This lecture introduces students to the foundational concepts of remote sensing, including electromagnetic spectrum principles, image acquisition, and satellite sensors. You will learn how different land features reflect or emit radiation and how this data is captured through various sensors. This session sets the stage for spatial analysis using satellite-derived imagery in environmental and urban planning applications.
This session covers the core principles of site suitability mapping. You’ll explore how to define criteria like accessibility, population, terrain, and land cover, and how to assign appropriate weights to each. The lecture emphasizes multi-criteria decision analysis (MCDA) and introduces models commonly used in urban planning and infrastructure development for optimal site selection.
Learn how GIS works and why it’s crucial for spatial decision-making. This lecture explores key GIS components, including data types (raster and vector), spatial analysis, and coordinate systems. You'll understand how GIS integrates various datasets to help analyze geographic patterns and support real-world planning—laying the groundwork for further spatial modeling in GEE.
Dive into the power of Google Earth Engine—a cloud-based geospatial analysis platform. This session guides you through the GEE interface, JavaScript API, importing datasets, filtering spatial/temporal ranges, and visualizing maps. By the end, students will be ready to begin writing scripts and exploring real-world spatial datasets.
This section introduces the Google Earth Engine platform, guiding learners through accessing the Code Editor, understanding its interface, and exploring key panels like the script editor, map viewer, inspector, and data catalog. It helps beginners get comfortable navigating GEE before writing any code or performing analysis.
This practical lecture walks you through the end-to-end implementation of mall site suitability mapping in GEE. You’ll integrate roads, slope, population, and land cover data, normalize variables, apply weights, and generate a final suitability index. You'll also learn how to visualize results, export maps, and validate outputs. This is where theory meets practice.

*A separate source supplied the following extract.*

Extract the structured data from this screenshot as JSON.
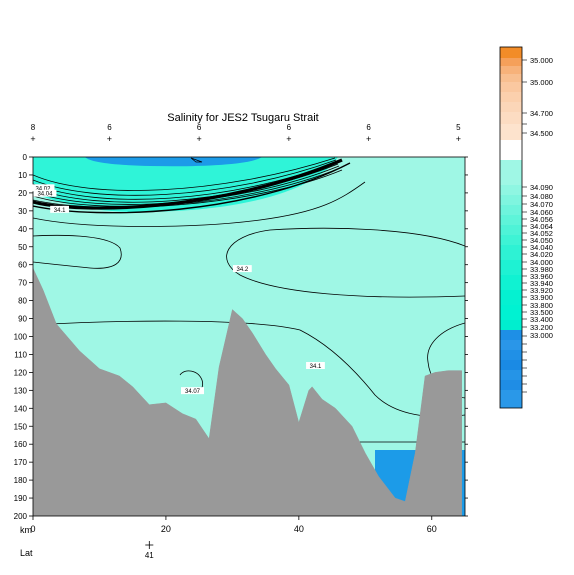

Urban development decisions like mall placement can have a major impact on accessibility, economic growth, and environmental balance. This course empowers you to make such decisions using modern geospatial tools. Through this hands-on learning journey, you will develop the skills to carry out site suitability mapping for shopping malls using Remote Sensing, GIS, and the cloud-based platform Google Earth Engine (GEE).
The course begins with a solid foundation in Remote Sensing—what it is, how satellite imagery is captured, and how it applies to urban analysis. You’ll then explore GIS fundamentals, including spatial layers, vector and raster data, and how they combine to model real-world locations.
Next, you’ll dive into the principles of site suitability mapping, learning how to translate real-world criteria into spatial rules. After learning how to use GEE, you’ll implement a complete mall suitability analysis using real datasets: roads (for accessibility), population density (for customer base), slope (for buildability), and land cover (urban zones).
By the end of this course, you’ll know how to:
Prepare and process geospatial data.
Normalize multiple suitability layers.
Combine them into a weighted suitability index.
Visualize and export your results from GEE.
Whether you're an urban planner, GIS student, or data enthusiast, this course will equip you with a powerful framework for spatial decision-making using scalable, cloud-based tools.